No.
Not sure what you mean after expiring. But since the filesystem name will remain the same, you will need to rename the old filespace to something else before you start backing up to the new filesystem or else the backup will fail.
marclant,
I did a lab:
dd if=/dev/zero of=/tmp/disk bs=1G count=10
losetup /dev/loop0 /tmp/disk
mkfs.ext4 /dev/loop0
mkdir /mnt/disk
mount -t ext4 /dev/loop0 /mnt/disk/
Copied some data to /mnt/disk...
dsmc incr /mnt/disk/
umount /mnt/disk
mkfs.xfs -f /dev/loop0
mount -t xfs /dev/loop0 /mnt/disk/
Copied the same data to /mnt/disk/ and I did another incremental...
dsmc incr /mnt/disk/
Output:
IBM Tivoli Storage Manager
Command Line Backup-Archive Client Interface
Client Version 7, Release 1, Level 2.0
Client date/time: 12/13/2016 19:41:21
(c) Copyright by IBM Corporation and other(s) 1990, 2015. All Rights Reserved.
Node Name: CENTOS-TEST
Session established with server BKPRJ1R: Linux/x86_64
Server Version 7, Release 1, Level 3.0
Server date/time: 12/13/2016 19:41:05 Last access: 12/13/2016 19:34:45
Incremental backup of volume '/mnt/disk/'
Updating--> 308 /mnt/disk/dsmerror.log [Sent]
Updating--> 6,871,861,248 /mnt/disk/dummy_file.out [Sent]
Directory--> 6 /mnt/disk/lost+found [Sent]

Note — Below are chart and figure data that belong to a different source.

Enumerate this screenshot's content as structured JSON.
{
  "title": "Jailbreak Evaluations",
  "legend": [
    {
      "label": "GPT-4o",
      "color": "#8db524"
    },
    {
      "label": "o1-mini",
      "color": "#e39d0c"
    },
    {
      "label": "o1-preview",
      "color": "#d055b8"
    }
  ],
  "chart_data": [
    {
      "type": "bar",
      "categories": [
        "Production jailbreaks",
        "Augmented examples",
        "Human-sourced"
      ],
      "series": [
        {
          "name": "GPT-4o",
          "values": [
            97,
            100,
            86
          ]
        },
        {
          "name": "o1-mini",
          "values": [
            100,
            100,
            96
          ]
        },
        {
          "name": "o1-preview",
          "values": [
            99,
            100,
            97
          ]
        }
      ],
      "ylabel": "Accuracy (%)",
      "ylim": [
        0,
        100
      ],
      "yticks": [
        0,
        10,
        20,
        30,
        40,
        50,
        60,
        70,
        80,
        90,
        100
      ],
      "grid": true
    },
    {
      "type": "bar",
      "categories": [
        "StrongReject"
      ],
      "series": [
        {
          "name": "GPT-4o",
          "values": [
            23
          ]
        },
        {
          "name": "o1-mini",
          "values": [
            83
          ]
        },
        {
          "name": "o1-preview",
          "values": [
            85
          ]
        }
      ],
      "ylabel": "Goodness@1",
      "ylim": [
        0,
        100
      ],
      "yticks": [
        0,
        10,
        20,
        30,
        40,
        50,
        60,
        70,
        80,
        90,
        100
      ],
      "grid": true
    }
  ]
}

Successful incremental backup of '/mnt/disk/*'
Total number of objects inspected: 4
Total number of objects backed up: 1
Total number of objects updated: 2
Total number of objects rebound: 0
Total number of objects deleted: 0
Total number of objects expired: 0
Total number of objects failed: 0
Total number of objects encrypted: 0
Total number of objects grew: 0
Total number of retries: 0
Total number of bytes inspected: 6.39 GB
Total number of bytes transferred: 107 B
Data transfer time: 0.00 sec
Network data transfer rate: 0.00 KB/sec
Aggregate data transfer rate: 0.02 KB/sec
Objects compressed by: 0%
Total data reduction ratio: 100.00%
Elapsed processing time: 00:00:05
Why did it work? Maybe because It's a
loop device... I don't know, maybe I will realize some inconsistencies more later.
But let us supose that It will not work. So, to solve this, I would rename the old filespace to something else before backing up the new filesystem.
The question is:
Will the backup data stored on old filespace remain active forever? Right? If so I have to expire it someday.